Избранное - страница 34
До свидания, в данном случае, скорее всего, означало: «Прощай». «И если навсегда, то навсегда прощай», – додумал я. Понимая, что этой пространной открыткой-письмецом была поставлена жирная точка и прочерчена не менее жирная черта, отделяющая мою прошлую, питерскую, и нынешнюю, такую же впрочем, как и прежде, неопределённую в перспективе жизнь.
Прочитав весточку от Елены, я улыбнулся – не столько этому запоздалому посланию, сколько тому, что я предугадал его появление всё в том же стихотворении, написанном в улусе Зум-Булуг.
Где потерялся ты, бродяга?
Какая ныне передряга
Тебе приехать не даёт?
У нас в Москве всё дождь идёт.
А там у вас уж снег, поди…
Как ненормальная «Приди»
Шепчу я за день по сту раз.
Во сне всё розно вижу нас.
Где ты мотаешься по свету?
Я писем жду. А их всё нету…
Только в стихотворении вместо Питера была Москва. И эта московская девушка любила героя. И он её любил. И всё у них складывалось хорошо. Так хорошо, как редко бывает в реальной жизни…
Впрочем, «в молодые наши лета» пораженья предпочтительней побед.
2007 – 2008 г., Иркутск – Порт Байкал – Иркутск
РАССКАЗЫ
ЗА ШТОРОЙ, С ЭТОЙ СТОРОНЫ…
Новогодняя история
Хлопья снега, медленно опускающиеся в желтоватом свете фонаря, были до неправдоподобия большими… Казалось, что снежинки плавно скользят сверху вниз по наклонно натянутым невидимым нитям…
Они, скорее, напоминали маленькие белые фонарики или крошечные парашютики, чем предновогодний лёгкий снег. Тень от этих «парашютиков» бестелесными бабочками порхала по белой, чистой, ровно укатанной между домов квартала, дороге.
Падающий снег казался тёплым…
Внезапно возникая (вначале как бы высвечиваясь изнутри), откуда-то из близкой – сразу же над фонарём – бархатной мягкой черноты, они, плавно кружась, заполняли собой почти весь яркий конус света, начинающийся чуть выше окон второго этажа…
Я хорошо запомнил этот фонарь, потому что ещё пять минут назад он раздражал меня своим назойливым светом, когда я со своей одноклассницей Бетой под пластинку Майи Кристалинской с её шлягером этой зимы: «А снег идёт… А снег идёт… И всё мерцает и плывёт…» танцевал в просторной комнате, освещённой только разноцветной ёлочной гирляндой (кто-то из танцующих ближе к двери погасил блистающую и слегка позвякивающую хрустальными подвесками, огромную даже для такой большой квартиры, как у Беты, люстру, радостный свет которой казался нам явно избыточным), этот одинокий фонарь упрямо светил в наше незашторенное окно, разрушая полумрак почти до середины комнаты, где стояла ёлка.

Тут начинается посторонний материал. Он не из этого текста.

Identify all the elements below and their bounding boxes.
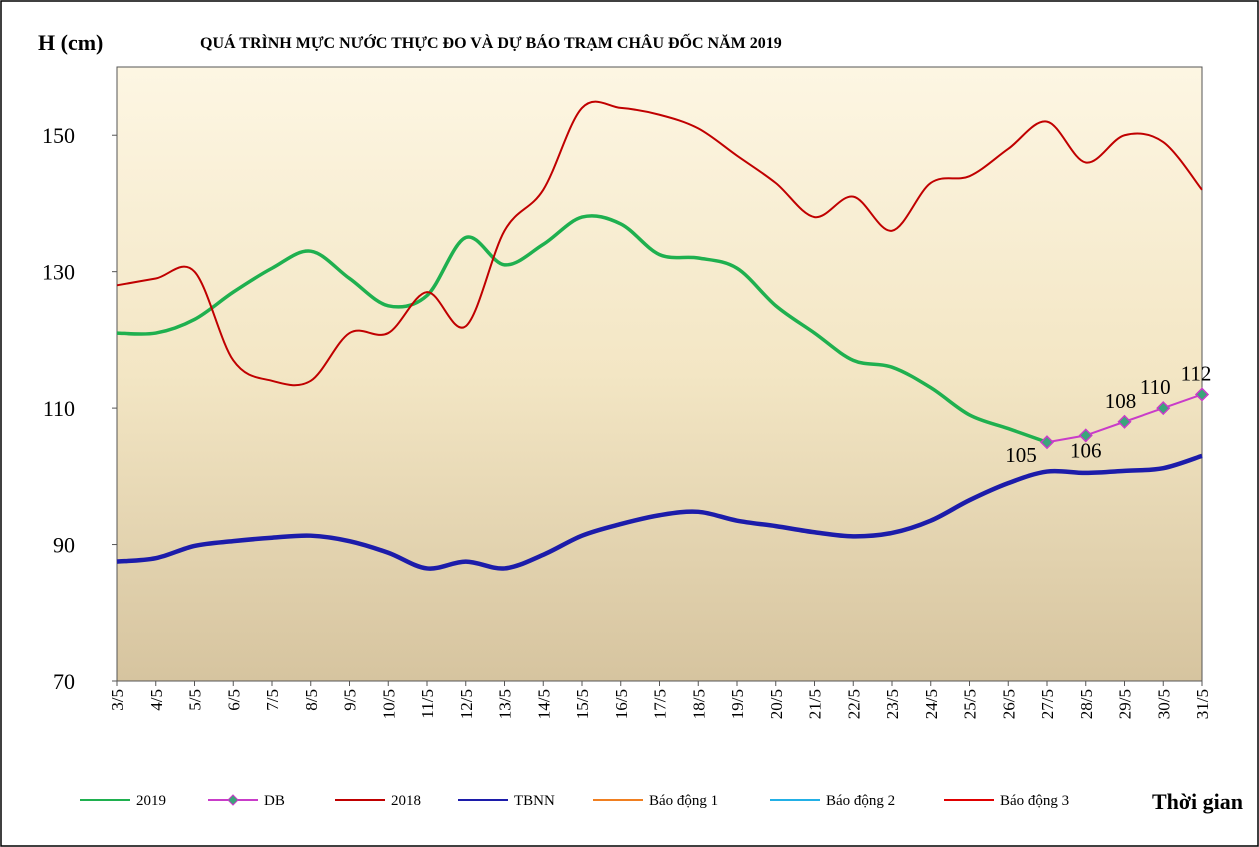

Мне хотелось, чтобы кто-нибудь из наших одноклассников, танцующих ближе к окну, догадался и задёрнул тяжёлую – от потолка до пола – оконную штору, раз уж нельзя погасить этот настырный фонарь.
– О чём ты думаешь? – тихо спросила меня Бета.
На своих высоких каблуках-шпильках она стала на их длину, то есть сантиметров на десять, выше меня. И было как-то непривычно смотреть на неё снизу вверх.
– О фонаре… Вернее, о тебе, конечно, в основном, – немного замешкавшись, весело ответил я.
– Врёшь, как обычно, – улыбнулась Бета. – Интересно, всем врёшь или только мне, а?
В тёмных Бетиных локонах, серпантином обрамляющих лицо и в её гладко зачёсанных на прямой пробор иссиня-чёрных волосах (в манере начала девятнадцатого века, по типу «аля Наташа Ростова, первый бал», который с такой подробностью разбирала с нами в классе учительница литературы) виднелись разноцветные кружочки конфетти.